Indeed, it goes beyond what is required for the affirmance of the
judgment here. That was a case of an administrator's sale under a
statute in force in the Territory of Wisconsin which provided that
the county court, previous to passing upon the presentation made by
the petition of an executor, administrator, or guardian for license
to sell the property in his hands belonging to the deceased or his
ward, should order due notice to be given to all parties concerned
or their guardians, who did not signify their assent to the sale,
to show cause at such time and place as should be appointed why the
license should not be granted. But in the order granting the
license, it did not appear that notice had been given as thus
required, and various other omissions were mentioned as impairing
its validity. This Court, however, held that no other requisites to
the jurisdiction of the county court were prescribed by the statute
than the death of the intestate, the insufficiency
Page 101 U. S. 425
of his personal estate to pay his debts, and a representation of
these facts to the county court where he dwelt or his real estate
was situated; that the decision of the county court upon the facts
was the exercise of the jurisdiction which the representation
conferred; that any irregularities or errors in the decision were
matters to be corrected by an appellate court; and that the
decision could not be collaterally attacked by reason of them. The
court observed in substance that it was not necessary that the
record should disclose the contents of all the papers before the
county court or its action in preliminary matters; that it was
sufficient to call its powers into exercise that the petition
stated the facts upon the existence of which the law authorized the
sale; that the granting of the license was an adjudication that
such facts existed; and that a purchaser was not bound to look
beyond the decree. The doctrine thus stated has ever since been
adhered to by this Court in like cases, and in 1865, in
Comstock v.
Crawford, which arose upon a similar statute in the
same territory, that decision was followed. 3 Wall. 396. Its
maintenance was held to be essential to the security of numerous
estates in Wisconsin, where it is said many defects are found in
the records of the proceedings of the probate courts in the early
period of her history. It was adopted for many years by her courts
after she ceased to be a territory and became a state of the Union.

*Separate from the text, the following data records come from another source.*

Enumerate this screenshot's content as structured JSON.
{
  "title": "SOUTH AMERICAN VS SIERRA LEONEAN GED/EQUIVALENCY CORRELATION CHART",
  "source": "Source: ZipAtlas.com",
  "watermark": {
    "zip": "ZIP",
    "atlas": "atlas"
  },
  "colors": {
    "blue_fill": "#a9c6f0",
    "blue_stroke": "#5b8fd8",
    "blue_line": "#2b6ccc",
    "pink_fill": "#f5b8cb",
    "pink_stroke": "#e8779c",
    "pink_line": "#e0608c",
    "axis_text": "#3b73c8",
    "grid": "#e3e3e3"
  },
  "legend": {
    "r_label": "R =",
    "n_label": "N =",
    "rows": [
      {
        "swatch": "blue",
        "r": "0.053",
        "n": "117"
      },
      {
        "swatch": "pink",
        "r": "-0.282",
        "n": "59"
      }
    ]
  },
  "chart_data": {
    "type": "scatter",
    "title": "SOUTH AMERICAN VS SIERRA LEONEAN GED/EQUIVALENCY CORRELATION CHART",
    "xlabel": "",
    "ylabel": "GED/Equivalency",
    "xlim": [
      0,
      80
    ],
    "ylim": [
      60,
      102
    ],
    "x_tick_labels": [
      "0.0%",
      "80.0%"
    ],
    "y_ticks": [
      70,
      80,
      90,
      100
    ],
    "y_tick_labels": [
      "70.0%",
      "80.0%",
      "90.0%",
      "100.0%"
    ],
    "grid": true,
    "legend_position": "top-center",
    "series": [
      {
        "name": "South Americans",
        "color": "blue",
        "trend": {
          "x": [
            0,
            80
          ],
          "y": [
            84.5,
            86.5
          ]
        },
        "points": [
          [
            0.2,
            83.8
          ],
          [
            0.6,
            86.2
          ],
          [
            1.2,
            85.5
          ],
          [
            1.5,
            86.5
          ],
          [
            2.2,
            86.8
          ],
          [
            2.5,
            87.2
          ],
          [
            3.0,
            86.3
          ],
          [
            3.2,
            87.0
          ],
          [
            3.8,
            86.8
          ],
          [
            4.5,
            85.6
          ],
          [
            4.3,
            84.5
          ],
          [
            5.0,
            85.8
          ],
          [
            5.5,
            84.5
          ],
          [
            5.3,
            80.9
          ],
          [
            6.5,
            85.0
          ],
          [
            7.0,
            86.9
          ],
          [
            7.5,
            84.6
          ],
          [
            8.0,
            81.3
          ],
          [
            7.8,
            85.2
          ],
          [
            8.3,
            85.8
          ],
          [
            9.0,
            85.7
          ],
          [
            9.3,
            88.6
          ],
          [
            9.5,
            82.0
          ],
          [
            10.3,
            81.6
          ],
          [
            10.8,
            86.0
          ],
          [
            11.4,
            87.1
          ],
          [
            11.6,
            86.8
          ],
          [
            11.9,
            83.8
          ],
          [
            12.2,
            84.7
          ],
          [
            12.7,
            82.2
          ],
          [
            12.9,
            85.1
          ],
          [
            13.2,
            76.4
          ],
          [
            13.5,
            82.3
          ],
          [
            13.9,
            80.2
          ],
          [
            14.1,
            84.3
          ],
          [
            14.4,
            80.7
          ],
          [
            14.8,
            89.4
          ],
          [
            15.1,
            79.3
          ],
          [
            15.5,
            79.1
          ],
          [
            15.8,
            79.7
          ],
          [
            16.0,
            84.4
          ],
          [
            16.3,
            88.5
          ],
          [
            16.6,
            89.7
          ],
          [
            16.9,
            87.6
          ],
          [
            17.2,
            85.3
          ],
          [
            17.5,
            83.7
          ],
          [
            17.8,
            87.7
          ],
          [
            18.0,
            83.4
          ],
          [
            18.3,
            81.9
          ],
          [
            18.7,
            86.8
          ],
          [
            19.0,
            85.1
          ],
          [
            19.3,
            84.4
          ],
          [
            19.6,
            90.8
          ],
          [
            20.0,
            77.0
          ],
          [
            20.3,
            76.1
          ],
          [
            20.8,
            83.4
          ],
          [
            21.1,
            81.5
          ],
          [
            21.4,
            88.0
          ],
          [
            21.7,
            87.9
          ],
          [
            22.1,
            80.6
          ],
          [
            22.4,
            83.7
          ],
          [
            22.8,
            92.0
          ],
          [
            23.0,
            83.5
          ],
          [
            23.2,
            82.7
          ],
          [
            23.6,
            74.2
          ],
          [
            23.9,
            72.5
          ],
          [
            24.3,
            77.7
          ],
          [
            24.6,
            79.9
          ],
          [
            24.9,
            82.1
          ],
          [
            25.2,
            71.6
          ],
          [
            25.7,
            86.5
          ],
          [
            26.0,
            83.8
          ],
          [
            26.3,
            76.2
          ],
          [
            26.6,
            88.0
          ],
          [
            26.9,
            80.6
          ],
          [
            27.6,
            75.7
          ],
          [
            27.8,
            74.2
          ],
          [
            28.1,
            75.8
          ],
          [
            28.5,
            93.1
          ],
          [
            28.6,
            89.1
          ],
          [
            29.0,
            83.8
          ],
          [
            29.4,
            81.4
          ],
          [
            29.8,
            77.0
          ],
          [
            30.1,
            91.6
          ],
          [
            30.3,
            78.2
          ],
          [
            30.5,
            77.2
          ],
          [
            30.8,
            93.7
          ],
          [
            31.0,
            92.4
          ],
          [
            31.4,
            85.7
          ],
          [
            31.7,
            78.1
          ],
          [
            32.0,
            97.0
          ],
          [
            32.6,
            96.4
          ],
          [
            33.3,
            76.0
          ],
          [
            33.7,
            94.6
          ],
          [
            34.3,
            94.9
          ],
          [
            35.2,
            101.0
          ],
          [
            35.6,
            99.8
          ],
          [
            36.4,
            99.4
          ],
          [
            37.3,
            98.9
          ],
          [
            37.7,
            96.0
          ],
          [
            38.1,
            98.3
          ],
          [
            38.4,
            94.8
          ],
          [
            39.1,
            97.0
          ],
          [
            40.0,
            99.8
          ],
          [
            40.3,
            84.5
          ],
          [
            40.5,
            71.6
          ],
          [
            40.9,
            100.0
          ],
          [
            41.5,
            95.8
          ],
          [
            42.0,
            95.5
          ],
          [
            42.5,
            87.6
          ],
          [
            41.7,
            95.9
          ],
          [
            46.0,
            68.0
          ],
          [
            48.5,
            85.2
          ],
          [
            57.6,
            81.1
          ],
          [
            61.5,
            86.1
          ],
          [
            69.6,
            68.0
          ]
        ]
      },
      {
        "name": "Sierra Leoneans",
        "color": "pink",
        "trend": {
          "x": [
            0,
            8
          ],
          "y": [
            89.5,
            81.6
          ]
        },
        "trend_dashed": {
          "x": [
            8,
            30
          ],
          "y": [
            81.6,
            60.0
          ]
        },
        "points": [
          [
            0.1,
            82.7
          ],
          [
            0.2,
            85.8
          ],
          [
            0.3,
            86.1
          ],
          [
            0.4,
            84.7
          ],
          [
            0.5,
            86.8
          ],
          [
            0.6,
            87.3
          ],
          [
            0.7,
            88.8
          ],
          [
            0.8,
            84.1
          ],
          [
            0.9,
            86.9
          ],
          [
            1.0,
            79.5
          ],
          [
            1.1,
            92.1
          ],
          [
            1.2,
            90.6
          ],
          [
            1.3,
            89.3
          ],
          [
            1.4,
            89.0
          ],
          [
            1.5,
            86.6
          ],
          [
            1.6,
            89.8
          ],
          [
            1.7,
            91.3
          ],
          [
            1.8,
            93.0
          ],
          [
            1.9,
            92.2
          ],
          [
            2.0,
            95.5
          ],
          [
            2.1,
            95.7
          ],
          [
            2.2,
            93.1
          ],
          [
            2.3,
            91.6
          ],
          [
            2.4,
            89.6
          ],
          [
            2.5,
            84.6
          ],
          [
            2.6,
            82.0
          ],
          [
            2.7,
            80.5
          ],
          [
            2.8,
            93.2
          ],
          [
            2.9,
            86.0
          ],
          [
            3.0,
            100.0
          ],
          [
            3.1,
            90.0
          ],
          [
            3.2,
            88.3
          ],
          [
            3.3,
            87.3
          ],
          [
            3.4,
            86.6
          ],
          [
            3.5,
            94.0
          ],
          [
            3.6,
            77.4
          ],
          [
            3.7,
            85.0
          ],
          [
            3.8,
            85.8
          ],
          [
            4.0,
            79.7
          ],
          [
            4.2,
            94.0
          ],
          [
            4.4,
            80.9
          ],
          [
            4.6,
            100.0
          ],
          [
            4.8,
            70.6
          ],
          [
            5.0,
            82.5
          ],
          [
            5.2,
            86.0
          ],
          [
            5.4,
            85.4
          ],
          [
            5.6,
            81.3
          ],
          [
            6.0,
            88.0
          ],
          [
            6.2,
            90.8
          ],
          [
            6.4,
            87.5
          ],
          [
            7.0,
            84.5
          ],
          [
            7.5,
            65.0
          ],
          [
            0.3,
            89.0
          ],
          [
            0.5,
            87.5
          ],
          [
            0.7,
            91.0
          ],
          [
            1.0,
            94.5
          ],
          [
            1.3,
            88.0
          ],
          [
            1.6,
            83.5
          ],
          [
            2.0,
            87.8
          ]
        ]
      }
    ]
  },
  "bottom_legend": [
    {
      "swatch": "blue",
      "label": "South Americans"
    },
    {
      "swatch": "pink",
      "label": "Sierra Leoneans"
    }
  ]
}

It was well fitted for the repose of titles. Whether the reasoning
of this Court in other cases would not lead to some modification of
its doctrine it is unnecessary to consider. As already intimated,
there is no occasion to go to the full extent of the doctrine for
the disposition of the present case. Here, no parties claiming
interests adverse to those of the lunatic are objecting to the
license to sell, granted on his behalf and at his request through
his guardian.
In
Mohr v. Tulip, the Supreme Court of Wisconsin
overlooked the distinction between the position of the lunatic, who
was in fact the applicant through his representative, and that of
parties having adversary interests in the property. He can no more
object to the sale of his property for want of notice to them, if
the provisions of law intended for his protection were followed,
than a plaintiff in a personal action could object to a
Page 101 U. S. 426
sale upon his own judgment on the ground that the latter was
prematurely entered. The object of notice or citation in all legal
proceedings is to afford to parties having separate or adverse
interests an opportunity to be heard. It is not required for the
protection of the applicant or suitor.
The statute declared that upon the existence of certain facts
the sale of the lunatic's estate might be made, and when these
appeared in the petition of the guardian, the court had
jurisdiction to act, so far as his rights were concerned, as fully
so as if the statute had so declared in terms, whatever may be the
effect of its proceedings upon the interests of parties not
properly brought before the court. We see no reason, therefore, so
far as his interests are affected, to depart from the doctrine of
Grignon's Lessee v. Astor.
Judgment affirmed.
* The record says as against the defendant, which is the same
thing, for no one disputes his title but the plaintiff.